Maths is everywhere and maths is fun!
We have adopted a mastery approach for the teaching of mathematics. This allows all pupils to move through the programmes of study at broadly the same pace. Underpinning this, is the belief that all pupils can achieve in maths. It will maximise the potential of every pupil’s ability and academic achievement. It will develop their confidence and competence.
Our main aims for all pupils are:
- To become fluent in the fundamentals of mathematics.
- To be able to reason mathematically
- To successfully solve problems by applying their mathematics knowledge
Our intent is that pupils who grasp concepts rapidly should be challenged. They will be offered rich and sophisticated problems before any acceleration through new content. Those who are not sufficiently fluent with earlier material should consolidate their understanding. This is done through the Same Day Intervention approach.
Mathematical skills are embedded within maths lessons. They are developed throughout the school consistently over time. We are committed to ensuring that mathematics mastery places emphasis on building essential knowledge and skills in mathematics year on year. We ensure pupils have access to a range of physical, manipulative and pictorial resources to help them apply their learning. Pupils have an understanding of how maths is essential to many aspects of everyday life.
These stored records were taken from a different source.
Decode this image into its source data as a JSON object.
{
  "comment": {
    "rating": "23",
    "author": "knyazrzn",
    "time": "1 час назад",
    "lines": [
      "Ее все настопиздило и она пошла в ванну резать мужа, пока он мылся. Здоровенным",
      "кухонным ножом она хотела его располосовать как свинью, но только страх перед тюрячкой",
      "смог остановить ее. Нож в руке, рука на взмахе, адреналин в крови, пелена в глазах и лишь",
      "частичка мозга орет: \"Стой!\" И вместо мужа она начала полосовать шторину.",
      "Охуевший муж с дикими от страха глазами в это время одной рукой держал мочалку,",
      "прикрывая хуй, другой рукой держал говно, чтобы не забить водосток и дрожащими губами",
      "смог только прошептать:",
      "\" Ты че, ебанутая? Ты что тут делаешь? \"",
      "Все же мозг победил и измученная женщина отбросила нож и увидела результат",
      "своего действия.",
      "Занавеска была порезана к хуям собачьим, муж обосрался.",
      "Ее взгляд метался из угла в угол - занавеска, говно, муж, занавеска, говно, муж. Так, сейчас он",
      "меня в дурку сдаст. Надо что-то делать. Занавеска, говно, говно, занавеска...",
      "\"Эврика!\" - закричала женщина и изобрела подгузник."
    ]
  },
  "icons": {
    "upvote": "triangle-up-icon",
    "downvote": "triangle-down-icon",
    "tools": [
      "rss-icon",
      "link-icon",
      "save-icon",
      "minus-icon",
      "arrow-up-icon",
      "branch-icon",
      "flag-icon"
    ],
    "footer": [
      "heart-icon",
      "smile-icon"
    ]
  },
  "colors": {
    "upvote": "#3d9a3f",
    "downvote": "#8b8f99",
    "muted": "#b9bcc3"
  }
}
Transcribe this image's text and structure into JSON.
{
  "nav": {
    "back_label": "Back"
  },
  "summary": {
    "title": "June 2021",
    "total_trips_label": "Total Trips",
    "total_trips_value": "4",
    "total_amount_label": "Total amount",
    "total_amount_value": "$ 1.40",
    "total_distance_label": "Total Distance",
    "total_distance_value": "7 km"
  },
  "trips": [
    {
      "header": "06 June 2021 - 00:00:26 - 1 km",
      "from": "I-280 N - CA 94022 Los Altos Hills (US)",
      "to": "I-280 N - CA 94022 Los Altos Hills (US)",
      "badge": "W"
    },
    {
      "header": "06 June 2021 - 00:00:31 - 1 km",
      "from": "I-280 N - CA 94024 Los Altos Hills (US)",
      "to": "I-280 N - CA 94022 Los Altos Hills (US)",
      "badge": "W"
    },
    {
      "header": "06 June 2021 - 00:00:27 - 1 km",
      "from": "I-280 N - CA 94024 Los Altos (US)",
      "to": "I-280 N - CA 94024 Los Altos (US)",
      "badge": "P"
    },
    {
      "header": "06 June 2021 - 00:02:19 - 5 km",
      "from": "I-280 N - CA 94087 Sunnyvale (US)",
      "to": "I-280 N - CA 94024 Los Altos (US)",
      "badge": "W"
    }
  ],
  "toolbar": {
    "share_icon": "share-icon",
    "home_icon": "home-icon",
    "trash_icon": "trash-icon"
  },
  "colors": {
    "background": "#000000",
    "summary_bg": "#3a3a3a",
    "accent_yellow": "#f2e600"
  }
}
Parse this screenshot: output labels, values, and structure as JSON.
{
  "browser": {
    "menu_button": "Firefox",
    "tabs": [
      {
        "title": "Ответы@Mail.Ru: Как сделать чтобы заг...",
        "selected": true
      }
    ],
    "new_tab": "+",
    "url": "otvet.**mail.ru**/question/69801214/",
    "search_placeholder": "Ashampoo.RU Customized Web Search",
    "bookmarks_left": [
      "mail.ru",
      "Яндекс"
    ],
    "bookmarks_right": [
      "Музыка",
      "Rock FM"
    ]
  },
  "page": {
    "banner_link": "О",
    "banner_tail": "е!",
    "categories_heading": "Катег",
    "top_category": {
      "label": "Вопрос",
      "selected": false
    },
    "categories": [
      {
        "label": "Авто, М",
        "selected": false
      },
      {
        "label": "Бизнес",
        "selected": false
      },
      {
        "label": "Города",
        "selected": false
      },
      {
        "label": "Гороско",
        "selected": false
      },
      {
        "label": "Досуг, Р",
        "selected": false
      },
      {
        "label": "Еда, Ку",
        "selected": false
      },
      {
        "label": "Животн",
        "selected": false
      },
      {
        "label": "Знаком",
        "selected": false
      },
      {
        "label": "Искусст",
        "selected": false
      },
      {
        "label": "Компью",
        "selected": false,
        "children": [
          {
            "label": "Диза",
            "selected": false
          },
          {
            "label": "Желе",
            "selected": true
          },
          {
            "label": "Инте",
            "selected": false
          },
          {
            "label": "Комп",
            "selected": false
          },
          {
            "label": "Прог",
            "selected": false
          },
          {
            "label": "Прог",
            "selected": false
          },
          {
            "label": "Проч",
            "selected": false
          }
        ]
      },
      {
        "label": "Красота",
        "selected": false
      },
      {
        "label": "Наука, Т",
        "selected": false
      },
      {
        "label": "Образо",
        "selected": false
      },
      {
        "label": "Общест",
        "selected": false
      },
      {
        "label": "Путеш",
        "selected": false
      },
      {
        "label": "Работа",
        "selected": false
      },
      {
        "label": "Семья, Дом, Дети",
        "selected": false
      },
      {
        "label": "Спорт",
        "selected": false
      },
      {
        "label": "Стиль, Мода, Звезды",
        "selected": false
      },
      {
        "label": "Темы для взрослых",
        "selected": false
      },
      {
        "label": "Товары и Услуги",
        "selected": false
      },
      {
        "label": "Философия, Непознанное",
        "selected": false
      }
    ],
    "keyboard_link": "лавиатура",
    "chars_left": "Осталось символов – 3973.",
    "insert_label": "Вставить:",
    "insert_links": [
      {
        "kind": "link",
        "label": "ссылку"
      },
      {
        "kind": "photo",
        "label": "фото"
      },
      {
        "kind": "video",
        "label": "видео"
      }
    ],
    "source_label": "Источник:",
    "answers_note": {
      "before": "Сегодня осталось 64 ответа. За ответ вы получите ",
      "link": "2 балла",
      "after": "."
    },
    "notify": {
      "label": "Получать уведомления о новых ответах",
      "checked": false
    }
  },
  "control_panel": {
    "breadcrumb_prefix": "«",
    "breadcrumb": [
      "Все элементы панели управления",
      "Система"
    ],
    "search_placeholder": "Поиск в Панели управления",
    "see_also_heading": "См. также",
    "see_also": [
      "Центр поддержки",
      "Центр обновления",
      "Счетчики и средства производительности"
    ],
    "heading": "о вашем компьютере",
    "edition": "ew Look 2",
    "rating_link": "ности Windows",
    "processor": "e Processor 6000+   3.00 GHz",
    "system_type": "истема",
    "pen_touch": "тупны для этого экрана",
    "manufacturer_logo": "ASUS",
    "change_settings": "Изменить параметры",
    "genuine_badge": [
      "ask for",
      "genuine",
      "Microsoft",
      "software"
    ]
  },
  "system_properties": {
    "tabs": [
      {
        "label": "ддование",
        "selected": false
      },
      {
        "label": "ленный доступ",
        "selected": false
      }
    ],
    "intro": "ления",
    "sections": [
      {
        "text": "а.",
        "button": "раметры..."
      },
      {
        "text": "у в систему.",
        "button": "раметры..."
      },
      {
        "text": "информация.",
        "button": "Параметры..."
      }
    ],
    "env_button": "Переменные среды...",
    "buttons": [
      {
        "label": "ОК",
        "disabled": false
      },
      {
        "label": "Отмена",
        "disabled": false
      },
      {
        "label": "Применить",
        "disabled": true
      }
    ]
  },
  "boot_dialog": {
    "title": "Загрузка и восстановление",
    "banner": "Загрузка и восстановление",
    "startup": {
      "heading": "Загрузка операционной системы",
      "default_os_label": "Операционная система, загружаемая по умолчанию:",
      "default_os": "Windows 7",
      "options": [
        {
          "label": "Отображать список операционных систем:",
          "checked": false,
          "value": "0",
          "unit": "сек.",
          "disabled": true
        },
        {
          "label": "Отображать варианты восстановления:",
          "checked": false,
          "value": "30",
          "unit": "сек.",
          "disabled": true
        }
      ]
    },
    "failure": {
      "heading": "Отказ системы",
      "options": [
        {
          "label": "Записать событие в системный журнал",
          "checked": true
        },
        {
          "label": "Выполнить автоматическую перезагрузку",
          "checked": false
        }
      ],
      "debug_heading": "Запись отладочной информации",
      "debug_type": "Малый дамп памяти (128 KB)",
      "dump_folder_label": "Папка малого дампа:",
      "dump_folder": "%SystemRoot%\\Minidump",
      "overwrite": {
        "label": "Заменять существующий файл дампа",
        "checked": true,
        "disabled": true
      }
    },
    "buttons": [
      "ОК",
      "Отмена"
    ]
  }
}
We strive to have a culture where the pupils have a love of maths. We do this by inspiring pupils’ curiosity about the subject through challenges and the wider curriculum.
We encourage and develop our pupils’ knowledge of times tables. We introduce exciting ways to learn these facts. The pupils enjoy participating and challenging themselves and others. The use of supporting resources helps to build competitiveness and drive the pupils to learn these basic skills. These are then woven into their daily life within school and it is our intent that pupils are fluent in times tables up to 12 by year 4.
In EYFS, pupils are provided with opportunities to develop their fluency. and introduce reasoning and problem solving skills in number, shape, space and measure. They will use provision to master these areas of learning. They will apply this to a wider curriculum to observe and discuss mathematical findings in their play. We want our pupils to be confident and happy learners and set the foundations for their learning to build on this in later years.
In Key Stage 1, our aim is to ensure that pupils build on the fluency, reasoning and problem solving. we want them to have confidence and mental fluency with number, space and measure. Pupils will have different opportunities within the sessions to use a range of methods that allow them to be effective learners. They will move to Key Stage 2 with the next step of applying their knowledge to more complex problem solving. This means they can then begin to apply to deepen their understanding.
In Key Stage 2, our intent is that pupils will build on their prior learning to help them master approaches and solve sophisticated problems. We ensure that all pupils continue through the key stage, on their mastery journey, with curiosity and excitement. We ensure this is frequently applied in their lessons. Our mission is for all pupils to successfully leave our academy prepared to continue on the mastery journey into Key Stage 3.
At England Lane Academy, we use SDI as our teaching strategy. SDI stands for Same Day Intervention. Each day, pupils have their daily maths lesson, which is split into three parts.
- The first part is the ‘I do, you do’ part. During this part of the lesson, teachers expertly explain and show pupils a mathematical concept. Pupils have a chance to try themselves. This could be as a class, in a small group, or on their own, or in a small group.
- The second part of the session is where pupils have a chance to independently have a go at up to five questions, the types of which they’ve seen the teacher model, and have a go at themselves.
- The third part comes after a short break, which is usually assembly. Teachers assess pupils understanding of the concept and assign a final task. It could be a bronze task, where pupils are often re-taught a basic skill, or where there is a misconception identified. A silver task is assigned if pupils have shown that they can do it, but they just need more time to practise and consolidate a skill. A gold task is an extension. This further deepens knowledge and understanding. The task is often unseen and may involve the use of other skills and knowledge.
SDI is such an effective teaching strategy because it identifies pupils’ next steps in learning, whatever they are, in a timely and effective way. Pupils make rapid and sustained progress. Pupils are well equipped mathematicians, with the skills and knowledge to be successful at secondary school and beyond.